The colors in a rose petal are in the family of anthocyanins: water soluble, pH sensitive, color changing, antioxidant, sappy medicine for the body and the soul. Usually in the red, blue, purple range. This kind of color is delicate, fugitive, with a propensity to disappear. It’s why we adore it, and adorn ourselves with it. Like most things, the vibrancy won’t last a lifetime, but it can be extracted, especially from the freshest, pranic petals, like these.
Fugitive as ephemeral! A color as something that can escape! Of course colors escape, they fade and morph all the time, but I never in all my years heard “fugitive” used to describe a color, a pigment. Other things can be fugitive.
Fugitive brush piles, fugitive love, fugitive obsession. Fugitive light, fugitive attention.
In their fugitive state, Nashville’s brush piles present an opportunity for the production of place-based, temporary, site-specific art. They’re widespread and similar in that they exist, for this brief time, all over the city; but each one is unique.
Picture them painted wild, bright colors, or garlanded with tissue paper blossoms, or adorned with messages of condolence and support from us to the trees that gave them up, or messages of love and light to each other. Picture them tied with a flurry of grosgrain bows, (fugitive) red and pink and white for Valentine’s, or (fugitive) purple and green and yellow for Mardi Gras.
I’d like to do something of this nature. I have not. Probably won’t. What I have done is take many pictures of the brush piles. I could do something with these photos, and I still might, but anything I could do would be far less spectacular than modifying or adorning the brush piles themselves.
We also have a fresh crop of snags. You have to love a snag. A death that is no death; a death that supports life, like any fallen tree in a forest, but with more visibility. We had a hackberry snag in our backyard for years, after that tree fell in a December storm, and I loved watching it become its own small ecosystem. One year, by the time it was little more than a shallow but distinct bowl softening into the surrounding earth, where we planted lamb’s ear.
Here is David Haskell on the mindblowing magic of bacteria in tree bark.
And here is Rilke, whose Letters to a Young Poet I’ve been reading:
Being an artist means, not reckoning and counting, but ripening like the tree which does not force its sap and stands confident in the storms of spring without the fear that after them may come no summer.

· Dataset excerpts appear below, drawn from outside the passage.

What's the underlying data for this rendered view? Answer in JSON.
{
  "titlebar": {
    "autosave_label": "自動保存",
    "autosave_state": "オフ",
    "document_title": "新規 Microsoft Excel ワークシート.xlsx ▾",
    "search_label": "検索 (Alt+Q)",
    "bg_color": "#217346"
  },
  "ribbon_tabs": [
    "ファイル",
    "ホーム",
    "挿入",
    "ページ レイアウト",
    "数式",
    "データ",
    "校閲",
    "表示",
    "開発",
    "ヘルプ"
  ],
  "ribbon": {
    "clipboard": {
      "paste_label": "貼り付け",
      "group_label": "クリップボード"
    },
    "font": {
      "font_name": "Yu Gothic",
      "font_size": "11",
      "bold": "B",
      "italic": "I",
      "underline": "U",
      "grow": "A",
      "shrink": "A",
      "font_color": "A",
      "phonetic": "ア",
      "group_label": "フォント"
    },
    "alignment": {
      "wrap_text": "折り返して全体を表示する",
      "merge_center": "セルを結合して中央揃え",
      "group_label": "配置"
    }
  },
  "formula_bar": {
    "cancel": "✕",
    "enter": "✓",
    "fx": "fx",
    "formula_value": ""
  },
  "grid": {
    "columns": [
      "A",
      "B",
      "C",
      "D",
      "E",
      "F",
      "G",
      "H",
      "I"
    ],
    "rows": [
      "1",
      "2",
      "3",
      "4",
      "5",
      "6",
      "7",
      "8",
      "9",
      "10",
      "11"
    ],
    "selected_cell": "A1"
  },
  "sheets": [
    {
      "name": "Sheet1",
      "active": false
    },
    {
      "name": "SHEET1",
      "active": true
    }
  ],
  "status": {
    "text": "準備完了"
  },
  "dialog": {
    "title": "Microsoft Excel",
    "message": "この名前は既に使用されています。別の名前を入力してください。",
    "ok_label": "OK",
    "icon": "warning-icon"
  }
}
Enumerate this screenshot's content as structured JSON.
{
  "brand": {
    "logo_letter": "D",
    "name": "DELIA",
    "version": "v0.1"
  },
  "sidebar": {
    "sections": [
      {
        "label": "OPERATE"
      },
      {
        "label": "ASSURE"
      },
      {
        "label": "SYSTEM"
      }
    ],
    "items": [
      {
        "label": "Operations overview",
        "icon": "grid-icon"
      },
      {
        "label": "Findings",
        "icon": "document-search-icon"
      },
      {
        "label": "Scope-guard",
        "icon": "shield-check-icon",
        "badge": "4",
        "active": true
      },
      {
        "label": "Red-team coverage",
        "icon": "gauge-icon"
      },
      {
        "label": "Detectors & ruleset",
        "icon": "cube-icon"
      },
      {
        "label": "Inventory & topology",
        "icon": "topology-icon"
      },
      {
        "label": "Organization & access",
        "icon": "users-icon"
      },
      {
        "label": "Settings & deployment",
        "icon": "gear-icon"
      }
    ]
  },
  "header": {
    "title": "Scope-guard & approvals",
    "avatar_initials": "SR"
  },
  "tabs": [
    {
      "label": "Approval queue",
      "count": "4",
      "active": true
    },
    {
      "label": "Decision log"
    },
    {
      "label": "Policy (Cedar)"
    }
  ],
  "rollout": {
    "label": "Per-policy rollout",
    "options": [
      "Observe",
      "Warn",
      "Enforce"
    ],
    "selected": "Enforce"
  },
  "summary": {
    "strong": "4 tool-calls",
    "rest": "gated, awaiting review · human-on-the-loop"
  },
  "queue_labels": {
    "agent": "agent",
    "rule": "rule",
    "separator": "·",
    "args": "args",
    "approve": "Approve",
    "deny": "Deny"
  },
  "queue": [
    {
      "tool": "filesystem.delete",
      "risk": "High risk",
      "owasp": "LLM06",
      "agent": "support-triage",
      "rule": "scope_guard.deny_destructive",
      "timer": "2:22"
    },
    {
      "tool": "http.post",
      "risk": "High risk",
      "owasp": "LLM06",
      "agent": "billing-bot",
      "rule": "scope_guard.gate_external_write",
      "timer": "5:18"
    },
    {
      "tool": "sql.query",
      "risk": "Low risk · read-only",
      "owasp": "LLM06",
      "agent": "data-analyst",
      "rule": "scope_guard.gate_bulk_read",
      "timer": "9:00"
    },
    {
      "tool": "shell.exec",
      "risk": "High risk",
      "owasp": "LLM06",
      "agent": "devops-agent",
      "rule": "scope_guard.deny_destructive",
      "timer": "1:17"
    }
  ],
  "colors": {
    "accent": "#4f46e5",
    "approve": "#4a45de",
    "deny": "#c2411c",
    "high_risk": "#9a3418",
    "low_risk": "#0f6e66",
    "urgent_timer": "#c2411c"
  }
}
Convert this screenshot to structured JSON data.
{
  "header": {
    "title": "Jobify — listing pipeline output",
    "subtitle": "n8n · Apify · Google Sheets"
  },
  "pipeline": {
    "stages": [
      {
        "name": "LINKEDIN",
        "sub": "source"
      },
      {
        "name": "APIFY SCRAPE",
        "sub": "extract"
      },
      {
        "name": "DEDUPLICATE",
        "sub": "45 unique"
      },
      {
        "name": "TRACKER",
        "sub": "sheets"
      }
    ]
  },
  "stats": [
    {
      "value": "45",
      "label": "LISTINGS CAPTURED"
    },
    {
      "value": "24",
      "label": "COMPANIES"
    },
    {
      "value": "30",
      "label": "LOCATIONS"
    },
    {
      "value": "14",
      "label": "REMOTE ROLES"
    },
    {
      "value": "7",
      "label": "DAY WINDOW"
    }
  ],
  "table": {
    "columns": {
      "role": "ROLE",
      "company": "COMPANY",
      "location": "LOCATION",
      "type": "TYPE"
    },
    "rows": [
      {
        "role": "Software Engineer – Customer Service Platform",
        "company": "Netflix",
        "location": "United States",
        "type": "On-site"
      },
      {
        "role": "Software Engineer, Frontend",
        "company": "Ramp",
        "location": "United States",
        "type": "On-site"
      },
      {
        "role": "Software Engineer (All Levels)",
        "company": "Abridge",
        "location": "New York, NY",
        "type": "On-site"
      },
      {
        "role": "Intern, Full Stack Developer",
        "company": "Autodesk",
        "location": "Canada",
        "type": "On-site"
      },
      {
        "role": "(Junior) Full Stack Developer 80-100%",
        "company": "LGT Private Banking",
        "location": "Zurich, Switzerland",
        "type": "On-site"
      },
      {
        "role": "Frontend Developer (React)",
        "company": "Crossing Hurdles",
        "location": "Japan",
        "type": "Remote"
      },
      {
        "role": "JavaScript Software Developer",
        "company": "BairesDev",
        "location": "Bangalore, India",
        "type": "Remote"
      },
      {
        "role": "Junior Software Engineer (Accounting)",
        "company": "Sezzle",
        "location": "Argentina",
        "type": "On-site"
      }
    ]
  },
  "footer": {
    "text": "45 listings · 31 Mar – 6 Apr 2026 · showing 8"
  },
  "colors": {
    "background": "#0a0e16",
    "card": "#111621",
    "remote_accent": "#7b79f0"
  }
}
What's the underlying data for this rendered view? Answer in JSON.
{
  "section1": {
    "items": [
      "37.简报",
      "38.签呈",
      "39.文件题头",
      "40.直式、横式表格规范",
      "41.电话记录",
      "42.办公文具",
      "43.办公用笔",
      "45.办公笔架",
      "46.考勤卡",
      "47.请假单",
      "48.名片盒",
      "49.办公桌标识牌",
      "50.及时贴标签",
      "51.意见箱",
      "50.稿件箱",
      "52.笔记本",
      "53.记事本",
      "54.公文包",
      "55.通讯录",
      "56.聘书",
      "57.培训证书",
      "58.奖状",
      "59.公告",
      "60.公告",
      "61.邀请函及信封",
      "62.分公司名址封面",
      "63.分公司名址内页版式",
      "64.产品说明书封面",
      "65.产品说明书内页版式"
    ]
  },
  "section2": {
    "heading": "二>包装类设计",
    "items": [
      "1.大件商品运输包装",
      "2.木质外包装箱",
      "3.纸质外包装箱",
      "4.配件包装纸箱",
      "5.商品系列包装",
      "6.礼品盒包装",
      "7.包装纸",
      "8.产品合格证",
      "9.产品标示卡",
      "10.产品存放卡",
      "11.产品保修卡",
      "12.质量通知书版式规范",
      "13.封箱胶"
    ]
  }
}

Songs for the week! (Songs FTW)
Thanks for reading, listening, comin’ along. If you enjoyed this field trip, please consider tapping the ❤️ button, or share it. Or both! 🤘








Fugitive colors! Thanks for bringing this to my attention! Also, I need to reread that Rilke.
Oh, how I love this…this lovely ode to trees. How imaginative. I feel slight shame that I haven’t thought of the piles this way. Normally, I’d be one thinking imaginatively of them. At least examining them and finding wonder in them.
I guess I haven’t examined them up close—only driving by and seeing them lined up— wincing at their pain, gawking at their splintering breaks. Taking in their damage.
I think this I my favorite Field Trip post. It illustrates what a talented writer you are, what an observer of nature, how imaginative, and able to express yourself in various artistic ways.